Shares of Rackspace Technology (RXT) slid 7.1% to $6.33 on June 25, extending a punishing retreat from peaks near $7.82 hit just nine days ago, as the speculative fever that vaulted a near-penny stock into the mid-single digits finally breaks. The stock traded below $1 earlier in 2026 before climbing more than 646% year-to-date as investors chased AI exposure in cloud names. Now gravity is winning.

  • A 600%-Plus Rally Built More on Hope Than Revenue

AMD and Rackspace signed a definitive agreement on June 16 for the phased deployment of 30 megawatts of AI computing power across Rackspace's data centers from late 2026 through 2028. The announcement supercharged a rally that began with a May 7 preliminary deal and a 64% single-day earnings pop. But each deployment requires separate commercial agreements, and AMD has no obligation to approve any particular deployment. In other words, the headline number is aspirational, not guaranteed — meaning investors bid the stock up on a framework, not firm revenue.
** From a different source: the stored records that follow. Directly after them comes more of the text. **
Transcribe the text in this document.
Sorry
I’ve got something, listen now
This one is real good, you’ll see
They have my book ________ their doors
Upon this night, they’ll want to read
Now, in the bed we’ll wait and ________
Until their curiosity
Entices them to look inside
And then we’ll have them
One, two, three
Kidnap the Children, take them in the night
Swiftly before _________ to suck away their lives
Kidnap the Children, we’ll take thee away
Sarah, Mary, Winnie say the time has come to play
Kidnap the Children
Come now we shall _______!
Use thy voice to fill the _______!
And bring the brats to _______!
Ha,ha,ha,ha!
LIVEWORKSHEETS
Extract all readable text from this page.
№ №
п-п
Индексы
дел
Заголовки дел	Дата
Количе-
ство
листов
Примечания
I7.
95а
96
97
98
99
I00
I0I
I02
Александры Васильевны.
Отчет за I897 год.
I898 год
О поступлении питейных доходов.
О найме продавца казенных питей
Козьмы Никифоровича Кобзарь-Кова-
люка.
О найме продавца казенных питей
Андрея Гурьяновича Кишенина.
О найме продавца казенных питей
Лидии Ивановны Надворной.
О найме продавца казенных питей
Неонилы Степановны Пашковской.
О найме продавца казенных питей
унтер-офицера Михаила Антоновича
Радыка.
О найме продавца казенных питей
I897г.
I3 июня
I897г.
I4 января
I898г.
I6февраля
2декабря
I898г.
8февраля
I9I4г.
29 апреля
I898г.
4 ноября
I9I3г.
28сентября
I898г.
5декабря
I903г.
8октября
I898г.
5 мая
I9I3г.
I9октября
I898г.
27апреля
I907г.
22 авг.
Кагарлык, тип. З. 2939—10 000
  • Wall Street Says the Stock Is Worth Less Than Half Its Price

Based on 15 Wall Street analysts, RXT has a neutral consensus with a median price target of $2.50, ranging from $2.00 to $5.00. Even after the latest sell-off, shares sit more than 150% above that median. UBS raised its target to $5.50 while keeping a Neutral rating , the most generous on the Street — and still below today's price. That gap explains why profit-taking keeps accelerating.

  • The Balance Sheet Hasn't Caught Up to the Dream

RXT carries about $3.05 billion in long-term debt against only $93.6 million in cash.

Q1 2026 revenue was $678 million, up just 2%, with public cloud growing 7% while private cloud fell 6%.

Net income turned positive at $8 million, compared with a $72 million loss a year ago — progress, but paper-thin for a company with a $1.8 billion market cap and enterprise value near $4.9 billion.

  • Short-Squeeze Mechanics Are Now Working in Reverse

Short interest rose to 21.92 million shares before the squeeze, putting roughly 19.65% of available shares in bearish bets.

Now that the initial wave of forced buying has dried up, organic institutional demand has not been strong enough to support the inflated valuation. With the next earnings report not due until August 11, there is no near-term catalyst to reignite momentum — and plenty of room for the stock to keep drifting toward analyst targets as reality reasserts itself.